Total numbers weren't great, but certainly better than last year. Got drawn at Eufaula for the opener but didn't fire a shot, made it out to NE Ark which was awesome despite it being super slow. Hunted East Texas which was better, but still slow for them. Trip to MS fell through due to no water but that ended up being a blessing as that was the weekend the dangerous storms rolled through.

In total, scratched off 5 new species from my personal harvest list (Canada goose, snow goose, speck, redhead, sandhill crane) and knocked off another GA first for me (gadwall) that is heading for the wall.

Oh and the pup retrieved all the ducks I killed here in GA! I'd say it was a fantastic year


----------



## 27metalman (Feb 1, 2017)

tradhunter98 & rnelson5 should get a room.  I looked for an emoji of two people patting each other on the back... couldn't find one.    Take me 10 years to get to that kind of a number, if not more.  Good for yall.


----------



## rnelson5 (Feb 1, 2017)

27metalman said:


> tradhunter98 & rnelson5 should get a room.  I looked for an emoji of two people patting each other on the back... couldn't find one.    Take me 10 years to get to that kind of a number, if not more.  Good for yall.

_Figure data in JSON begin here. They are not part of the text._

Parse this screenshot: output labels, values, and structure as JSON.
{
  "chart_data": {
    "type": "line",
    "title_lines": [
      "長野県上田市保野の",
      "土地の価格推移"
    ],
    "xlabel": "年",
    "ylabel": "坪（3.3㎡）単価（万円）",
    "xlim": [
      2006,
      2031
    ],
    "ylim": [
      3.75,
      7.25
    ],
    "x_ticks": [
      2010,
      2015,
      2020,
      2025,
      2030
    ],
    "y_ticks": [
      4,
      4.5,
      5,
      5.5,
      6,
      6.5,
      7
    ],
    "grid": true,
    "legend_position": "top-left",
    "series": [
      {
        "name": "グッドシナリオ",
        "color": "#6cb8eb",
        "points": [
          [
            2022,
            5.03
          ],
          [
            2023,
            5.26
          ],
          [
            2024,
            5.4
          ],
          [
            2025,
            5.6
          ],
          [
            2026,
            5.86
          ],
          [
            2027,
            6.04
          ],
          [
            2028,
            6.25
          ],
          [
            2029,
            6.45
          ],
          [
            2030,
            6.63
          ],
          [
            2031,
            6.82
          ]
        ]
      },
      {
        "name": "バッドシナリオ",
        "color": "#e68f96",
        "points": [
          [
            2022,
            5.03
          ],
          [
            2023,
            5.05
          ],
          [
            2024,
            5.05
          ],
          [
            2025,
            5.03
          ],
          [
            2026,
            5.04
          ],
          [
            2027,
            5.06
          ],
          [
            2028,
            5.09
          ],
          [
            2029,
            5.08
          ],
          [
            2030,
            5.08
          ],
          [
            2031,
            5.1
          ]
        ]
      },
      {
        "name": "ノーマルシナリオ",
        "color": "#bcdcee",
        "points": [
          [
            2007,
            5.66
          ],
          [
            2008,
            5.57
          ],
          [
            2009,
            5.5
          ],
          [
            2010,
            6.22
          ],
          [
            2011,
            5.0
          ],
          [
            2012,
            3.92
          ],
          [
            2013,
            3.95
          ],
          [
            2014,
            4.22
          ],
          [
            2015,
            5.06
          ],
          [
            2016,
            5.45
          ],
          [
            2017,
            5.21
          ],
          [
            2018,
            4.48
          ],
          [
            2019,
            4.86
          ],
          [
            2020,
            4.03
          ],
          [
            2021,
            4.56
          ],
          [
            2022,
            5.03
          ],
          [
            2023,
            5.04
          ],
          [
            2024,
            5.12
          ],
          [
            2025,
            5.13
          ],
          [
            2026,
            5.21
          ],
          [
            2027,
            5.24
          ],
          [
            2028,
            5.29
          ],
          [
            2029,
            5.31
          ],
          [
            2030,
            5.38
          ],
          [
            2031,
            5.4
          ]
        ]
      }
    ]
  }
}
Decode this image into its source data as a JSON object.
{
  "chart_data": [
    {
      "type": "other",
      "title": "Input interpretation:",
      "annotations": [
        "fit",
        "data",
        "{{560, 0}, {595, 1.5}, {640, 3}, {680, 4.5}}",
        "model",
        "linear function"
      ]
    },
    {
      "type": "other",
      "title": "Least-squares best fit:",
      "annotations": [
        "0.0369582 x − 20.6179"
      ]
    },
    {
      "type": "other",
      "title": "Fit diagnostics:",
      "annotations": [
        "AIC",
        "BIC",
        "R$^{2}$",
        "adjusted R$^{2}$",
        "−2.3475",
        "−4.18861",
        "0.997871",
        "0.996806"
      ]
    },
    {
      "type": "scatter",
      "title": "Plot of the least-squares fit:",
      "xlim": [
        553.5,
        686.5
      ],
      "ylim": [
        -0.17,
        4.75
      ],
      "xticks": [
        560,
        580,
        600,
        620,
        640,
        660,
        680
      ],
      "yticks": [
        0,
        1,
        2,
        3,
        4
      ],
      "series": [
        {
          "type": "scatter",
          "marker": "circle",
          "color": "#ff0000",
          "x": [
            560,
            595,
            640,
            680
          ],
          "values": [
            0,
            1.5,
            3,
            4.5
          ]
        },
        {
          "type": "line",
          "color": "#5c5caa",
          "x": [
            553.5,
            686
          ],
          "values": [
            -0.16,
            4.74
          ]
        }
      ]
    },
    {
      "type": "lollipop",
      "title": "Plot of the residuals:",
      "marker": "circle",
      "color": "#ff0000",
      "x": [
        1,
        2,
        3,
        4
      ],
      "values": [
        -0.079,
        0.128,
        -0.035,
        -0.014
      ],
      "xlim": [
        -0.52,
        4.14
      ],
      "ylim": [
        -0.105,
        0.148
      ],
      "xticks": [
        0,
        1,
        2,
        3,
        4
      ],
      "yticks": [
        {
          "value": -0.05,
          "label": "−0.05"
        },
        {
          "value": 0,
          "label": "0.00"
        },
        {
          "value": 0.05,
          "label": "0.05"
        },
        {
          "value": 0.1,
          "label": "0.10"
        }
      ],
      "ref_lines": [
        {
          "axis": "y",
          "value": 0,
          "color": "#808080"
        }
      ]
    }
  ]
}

Thread asked how everyone's season went and that is how it went.


----------



## tradhunter98 (Feb 1, 2017)

27metalman said:


> tradhunter98 & rnelson5 should get a room.  I looked for an emoji of two people patting each other on the back... couldn't find one.    Take me 10 years to get to that kind of a number, if not more.  Good for yall.



and why must you need that emoji?


----------



## WOODIE13 (Feb 1, 2017)

Sad and glad in the same breath, this past January was nuts, cold three days, then in the 60s for a week.


----------



## emusmacker (Feb 2, 2017)

this year was slow in Ga, but 2 trips to Louisiana and the last saturday of the season ended well. Got my first specklebelly, snow goose and ross goose, plus an eaglehead snow. Enjoyed great fellowship with my friends and had a blast, the best year in quite a while.  Looking forward to next season already.


----------



## Duckbuster82 (Feb 2, 2017)

The season was a tough one had to work for the birds we got. Geese seemed to be very uncooperative for us early in the year, then the hot cold wether always seemed to have the birds one step ahead of us. We met our season total goal and I added two new species to the list.


----------



## Hammack (Feb 2, 2017)

Our season was rather slow.  Most of our water holes were dry from no rain for most of the season but did get some big rains that helped towards the later part of the season.  Ended up with a few good wood duck hunts here at home, and then ended the season in Mississippi with a couple days of awesome hunting.


----------